L’odeur du tabac était très agréable, mais dans la bouche c’était très amer et j’avais peine à respirer. Pourtant, le cœur serré, je fumai assez longtemps, essayant d’aspirer et de pousser des spirales. Bientôt toute la chambre était pleine de nuages bleuâtres de fumée, la pipe commençait à crépiter et le tabac chaud sautait. Je sentais une amertume dans la bouche, et dans la tête un léger vertige.

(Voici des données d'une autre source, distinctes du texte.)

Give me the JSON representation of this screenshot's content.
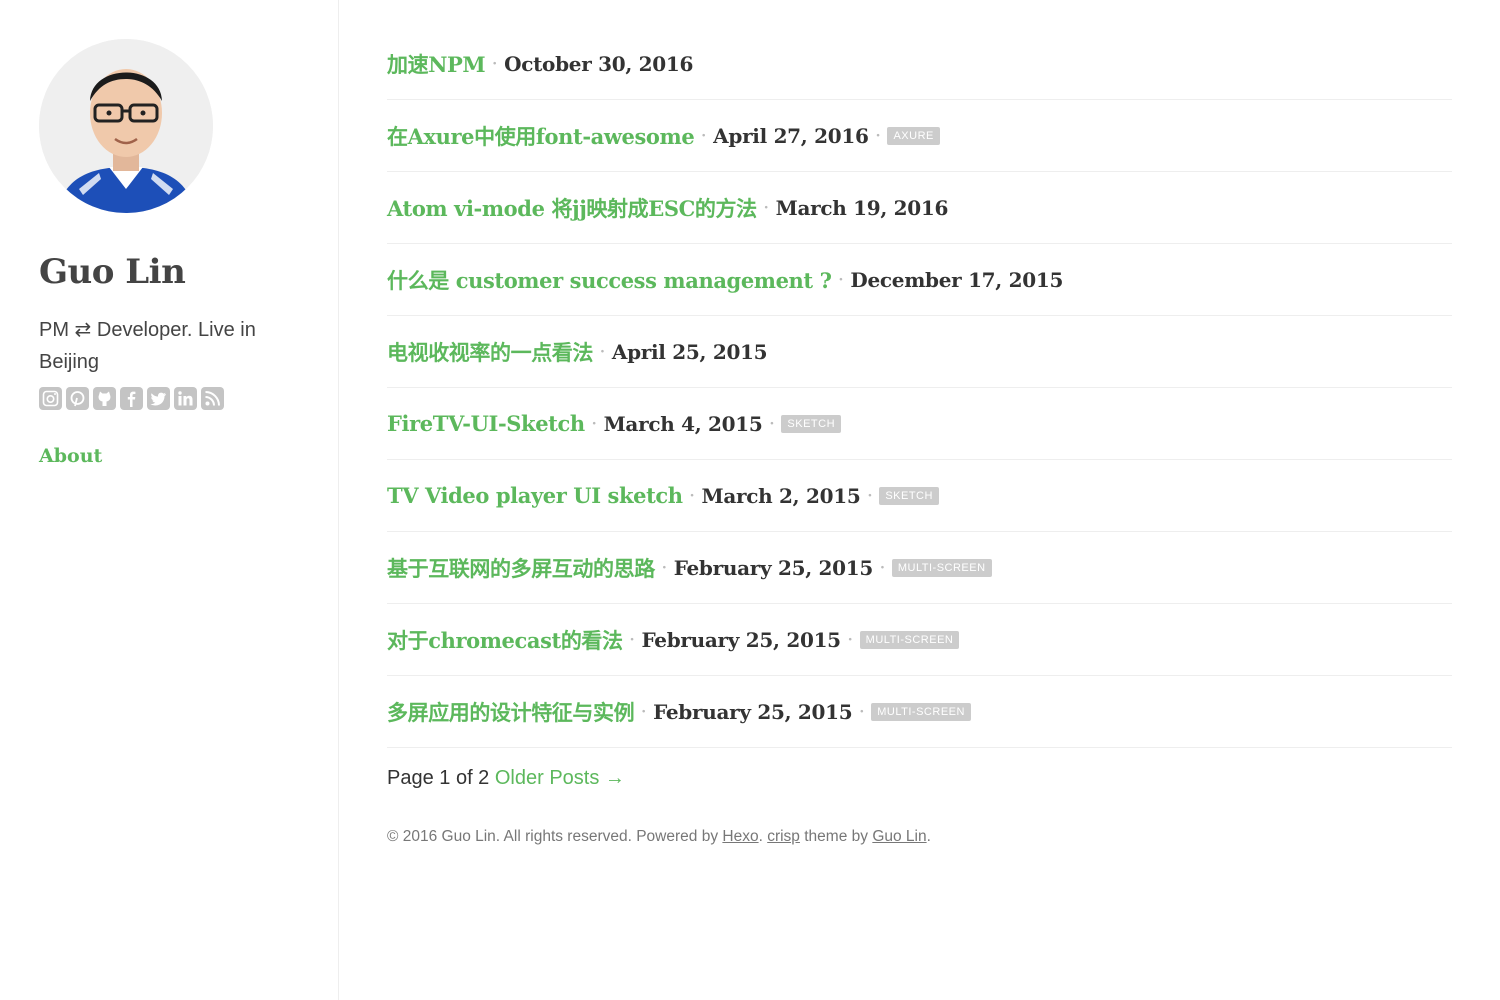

Déjà je voulais cesser et seulement me regarder avec la pipe dans le miroir, mais à mon grand étonnement, mes jambes vacillèrent, la chambre se mit à tourner, et en jetant un coup d’œil dans le miroir duquel je m’approchai avec peine, je vis que mon visage était blanc comme un linge. À peine étais-je retombé sur le divan que je ressentis un tel mal au cœur et une telle faiblesse, que je m’imaginai que la pipe était mortelle pour moi et crus que j’allais mourir. Sérieusement effrayé, je voulais déjà appeler à mon secours le domestique et envoyer chercher le médecin.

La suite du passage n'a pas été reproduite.